CoffeeScript is also smart enough to translate this piece of code to a ternary expression.

Expressions also allow the simplification of handling an error.

result = try
	missing.property
catch error
	error

console.log "The error is #{result}"

In the code above, result will be assigned the value of the valid expression if no error is encountered. It will be assigned the value of the error if there’s an error.

result = (function() {
  try {
    return missing.property;
  } catch (_error) {
    error = _error;
    return error;
  }
})();

console.log("The error is " + result);

CoffeeScript also support list comprehensions. This allows concise code for transforming a list.

print (transform item for item in list)

This translates to multiple lines in JavaScript.

print((function() {
  var _j, _len1, _results;

  _results = [];
  for (_j = 0, _len1 = list.length; _j < _len1; _j++) {
    item = list[_j];
    _results.push(transform(item));
  }
  return _results;
})());

It’s also easier to declare a class in CoffeeScript.

class Pirate
	hello: ->
		console.log 'yarr'

The usage of a class keyword provides a clearer usage for Pirate. It isn’t as clear when pure JavaScript is used due to the usage of the function keyword. The function is used for both function declaration and class declaration.

var Pirate;

Pirate = (function() {
  function Pirate() {}

  if (century > 1700) {
    Pirate.prototype.loot = function() {
      return say("Give me gold");
    };
  } else {
    ({
      loot: function() {
        return say("Arr");
      }
    });
  }

  return Pirate;

})();

CoffeeScript also allows the dynamic declaration of functions for a class. In this example, the definition of loot function can be determined at runtime.

class Pirate
	if century > 1700
		loot: ->
			say "Give me gold"
	else
		loot: ->
			say "Arr"
var Pirate;

Pirate = (function() {
  function Pirate() {}

  if (century > 1700) {
    Pirate.prototype.loot = function() {
      return say("Give me gold");
    };
  } else {
    ({
      loot: function() {
        return say("Arr");
      }
    });
  }

  return Pirate;

})();

Lastly, CoffeeScript allows the lexical scoping of the this keyword by using the fat arrow (=>)

class Book
	save: ->
		jQuery.ajax this.url, this.data, (response) => 
			merge this.data, response.data

This is especially useful for callback functions when using AJAX. In the code above, the this keyword in the response callback still refers to the Book class. In pure JavaScript, the this keyword is dynamically bound to the caller of the function.
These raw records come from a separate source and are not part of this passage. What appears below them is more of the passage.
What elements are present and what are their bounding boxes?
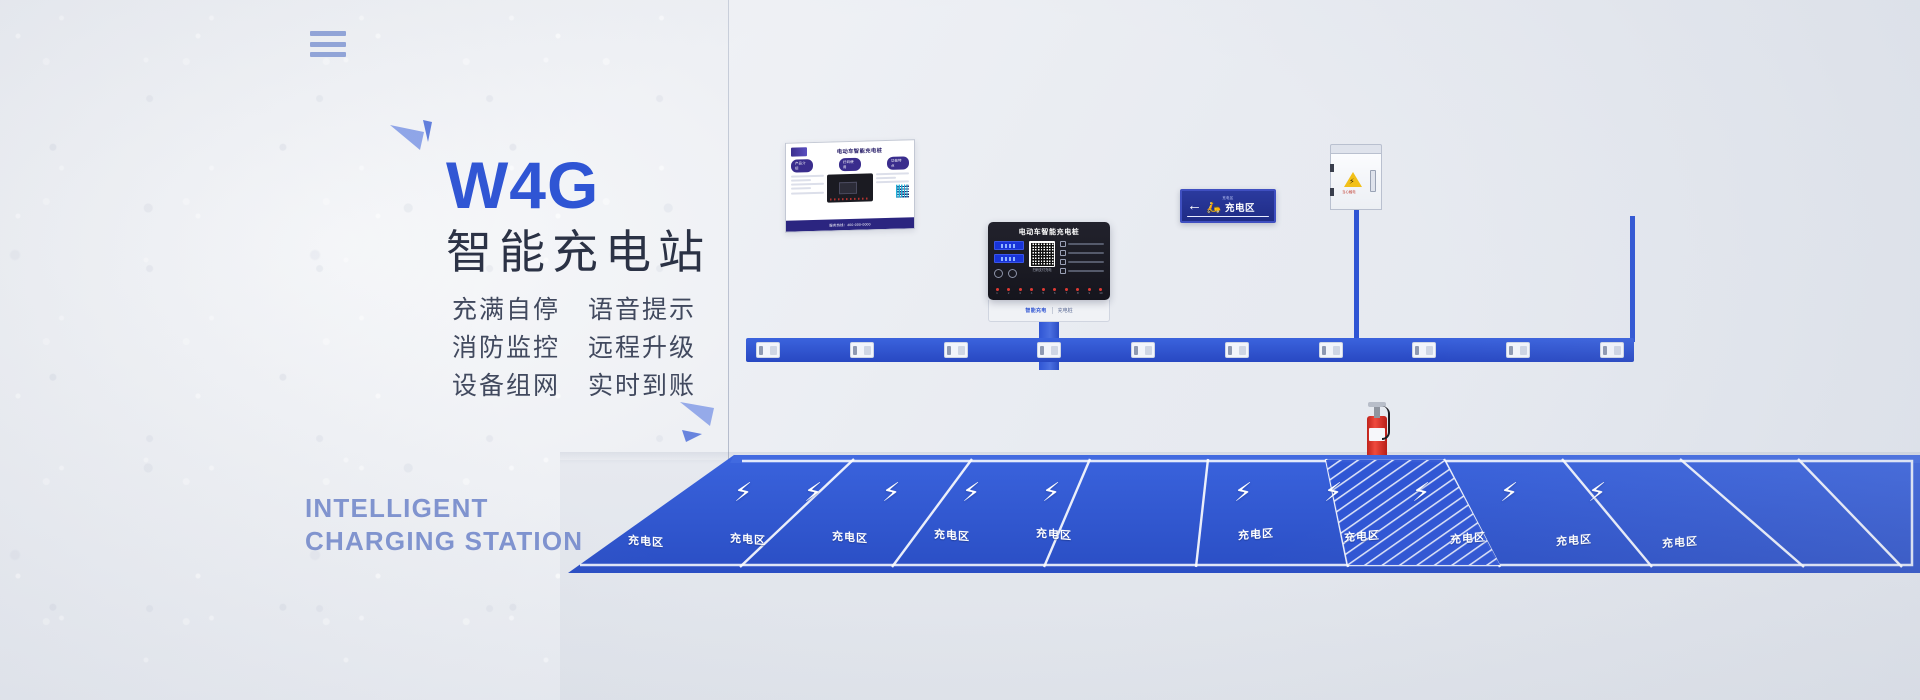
plug-icon: ⚡ <box>734 479 752 505</box>
poster-text-line <box>876 177 896 180</box>
scooter-icon: 🛵 <box>1206 201 1221 213</box>
led-display-1 <box>994 241 1024 250</box>
poster-footer: 服务热线：400-000-0000 <box>786 217 914 232</box>
timer-icon <box>1060 250 1066 256</box>
wall-socket[interactable] <box>1600 342 1624 358</box>
poster-text-line <box>876 172 909 175</box>
direction-sign: 充电区 ← 🛵 充电区 <box>1180 189 1276 223</box>
bay-label: 充电区 <box>628 532 664 551</box>
qr-code-icon <box>1031 243 1054 266</box>
feature-item: 充满自停 <box>452 294 560 326</box>
charging-port[interactable]: 3 <box>1017 288 1023 295</box>
plug-icon: ⚡ <box>1234 479 1252 505</box>
decor-arrow-bottom <box>676 400 722 444</box>
sign-label: 充电区 <box>1225 200 1255 214</box>
wall-socket[interactable] <box>1319 342 1343 358</box>
info-row <box>1060 241 1104 247</box>
menu-bar-3 <box>310 52 346 57</box>
wall-socket-rail <box>746 338 1634 362</box>
parking-lot: ⚡ ⚡ ⚡ ⚡ ⚡ ⚡ ⚡ ⚡ ⚡ ⚡ 充电区 充电区 充电区 充电区 充电区 … <box>562 455 1920 700</box>
socket-row <box>746 338 1634 362</box>
plug-icon: ⚡ <box>962 479 980 505</box>
wall-socket[interactable] <box>1506 342 1530 358</box>
plug-icon: ⚡ <box>1412 479 1430 505</box>
poster-text-line <box>791 187 811 190</box>
extinguisher-hose <box>1382 406 1390 440</box>
poster-body <box>791 172 909 203</box>
hero-banner: W4G 智能充电站 充满自停 语音提示 消防监控 远程升级 设备组网 实时到账 … <box>0 0 1920 700</box>
bay-label: 充电区 <box>1238 525 1274 544</box>
wall-socket[interactable] <box>1225 342 1249 358</box>
poster-col-right <box>876 172 909 201</box>
info-row <box>1060 259 1104 265</box>
cabinet-hinge <box>1330 188 1334 196</box>
charging-pile-main: 扫码支付充电 <box>994 241 1104 278</box>
bay-label: 充电区 <box>1450 529 1486 548</box>
alert-icon <box>1060 268 1066 274</box>
fan-icon[interactable] <box>1008 269 1017 278</box>
wall-socket[interactable] <box>1131 342 1155 358</box>
feature-list: 充满自停 语音提示 消防监控 远程升级 设备组网 实时到账 <box>452 294 696 402</box>
poster-text-line <box>791 175 824 178</box>
feature-item: 消防监控 <box>452 332 560 364</box>
english-tagline: INTELLIGENT CHARGING STATION <box>305 492 583 559</box>
poster-chip-mid: 扫码使用 <box>839 158 861 171</box>
poster-col-left <box>791 175 824 204</box>
cabinet-door[interactable]: 当心触电 <box>1330 154 1382 210</box>
poster-text-line <box>791 179 811 182</box>
feature-item: 语音提示 <box>588 294 696 326</box>
feature-item: 远程升级 <box>588 332 696 364</box>
pile-brand-label: 智能充电 <box>1025 307 1046 314</box>
wall-socket[interactable] <box>756 342 780 358</box>
charging-pile-qr[interactable]: 扫码支付充电 <box>1029 241 1055 267</box>
electrical-cabinet: 当心触电 <box>1330 144 1382 210</box>
divider <box>1052 307 1053 314</box>
led-display-2 <box>994 254 1024 263</box>
charging-pile-title: 电动车智能充电桩 <box>994 227 1104 237</box>
poster-title: 电动车智能充电桩 <box>810 145 909 156</box>
rail-drop-conduit <box>1630 216 1635 342</box>
warning-label: 当心触电 <box>1337 189 1361 194</box>
page-subtitle: 智能充电站 <box>446 226 986 279</box>
cabinet-handle[interactable] <box>1370 170 1376 192</box>
charging-port[interactable]: 7 <box>1063 288 1069 295</box>
poster-qr-code <box>896 185 909 198</box>
cabinet-top <box>1330 144 1382 154</box>
wall-socket[interactable] <box>1412 342 1436 358</box>
knob-icon[interactable] <box>994 269 1003 278</box>
plug-icon: ⚡ <box>1500 479 1518 505</box>
wall-poster: 电动车智能充电桩 产品介绍 扫码使用 功能特点 <box>785 139 915 233</box>
poster-chip-row: 产品介绍 扫码使用 功能特点 <box>791 156 909 172</box>
plug-icon: ⚡ <box>804 479 822 505</box>
bay-label: 充电区 <box>1556 531 1592 550</box>
bay-label: 充电区 <box>1344 527 1380 546</box>
poster-device-ports <box>830 197 870 200</box>
poster-text-line <box>791 191 824 194</box>
left-arrow-icon: ← <box>1187 198 1202 213</box>
charging-port-row: 1 2 3 4 5 6 7 8 9 10 <box>994 289 1104 295</box>
poster-logo <box>791 147 807 156</box>
charging-port[interactable]: 2 <box>1006 288 1012 295</box>
charging-port[interactable]: 8 <box>1075 288 1081 295</box>
poster-text-line <box>791 183 824 186</box>
sign-row: ← 🛵 充电区 <box>1187 200 1269 214</box>
coin-icon <box>1060 259 1066 265</box>
hamburger-menu-icon[interactable] <box>310 31 346 57</box>
cabinet-hinge <box>1330 164 1334 172</box>
charging-pile-info <box>1060 241 1104 274</box>
poster-chip-right: 功能特点 <box>887 156 909 169</box>
electric-warning-icon <box>1344 172 1362 187</box>
bay-label: 充电区 <box>730 530 766 549</box>
poster-chip-left: 产品介绍 <box>791 159 813 172</box>
qr-caption: 扫码支付充电 <box>1031 267 1054 272</box>
menu-bar-1 <box>310 31 346 36</box>
charging-port[interactable]: 9 <box>1086 288 1092 295</box>
bay-label: 充电区 <box>1662 533 1698 552</box>
bay-label: 充电区 <box>832 528 868 547</box>
charging-port[interactable]: 1 <box>994 288 1000 295</box>
charging-port[interactable]: 4 <box>1029 288 1035 295</box>
charging-port[interactable]: 6 <box>1052 288 1058 295</box>
sign-underline <box>1187 216 1269 218</box>
poster-device-screen <box>839 182 857 195</box>
poster-header: 电动车智能充电桩 <box>791 144 909 156</box>
plug-icon: ⚡ <box>1324 479 1342 505</box>
feature-item: 实时到账 <box>588 370 696 402</box>
feature-item: 设备组网 <box>452 370 560 402</box>
poster-device-image <box>827 173 873 202</box>
charging-port[interactable]: 10 <box>1098 288 1104 295</box>
info-row <box>1060 268 1104 274</box>
bay-label: 充电区 <box>1036 525 1072 544</box>
english-line-2: CHARGING STATION <box>305 525 583 558</box>
decor-arrow-top <box>390 120 436 160</box>
charging-pile-base: 智能充电 充电桩 <box>988 300 1110 322</box>
plug-icon: ⚡ <box>1588 479 1606 505</box>
poster-text-line <box>876 181 909 184</box>
pile-tag-label: 充电桩 <box>1058 307 1073 314</box>
plug-icon: ⚡ <box>882 479 900 505</box>
english-line-1: INTELLIGENT <box>305 492 583 525</box>
charging-pile-unit[interactable]: 电动车智能充电桩 扫码支付充电 <box>988 222 1110 322</box>
charging-pile-displays <box>994 241 1024 278</box>
wall-socket[interactable] <box>944 342 968 358</box>
plug-icon: ⚡ <box>1042 479 1060 505</box>
wall-socket[interactable] <box>850 342 874 358</box>
wall-socket[interactable] <box>1037 342 1061 358</box>
extinguisher-neck <box>1374 407 1380 418</box>
menu-bar-2 <box>310 42 346 47</box>
bay-label: 充电区 <box>934 526 970 545</box>
info-row <box>1060 250 1104 256</box>
charging-port[interactable]: 5 <box>1040 288 1046 295</box>
charging-pile-panel[interactable]: 电动车智能充电桩 扫码支付充电 <box>988 222 1110 300</box>
power-icon <box>1060 241 1066 247</box>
This is how CoffeeScript handles or translates the this keyword within the fat arrow:

var Book;

Book = (function() {
  function Book() {}

  Book.prototype.save = function() {
    var _this = this;

    return jQuery.ajax(this.url, this.data, function(response) {
      return merge(_this.data, response.data);
    });
  };

  return Book;

})();

Conclusion

In this post, we’ve seen the strengths of CoffeeScript. It provides clear, concise and powerful constructs which allows us to write expressive code. CoffeeScript just translates to plain, clean JavaScript code which has a whole gamut of programming niceties. But will I use it?

I’d say yes and no. I really like how CoffeeScript shields us from JavaScript’s ugly parts and how it gives us extra powerful constructs that are sorely missing from JavaScript but I still think that the ease of debugging is very important. Imagine getting an error for a line no. that does not directly map to the source code that you’ve created. Yes, CoffeeScript preserves the names you use in your code, but it still is easier if we can get direct feedback from our debugger, right? Of course, this can change in the (near?) future (check out source map).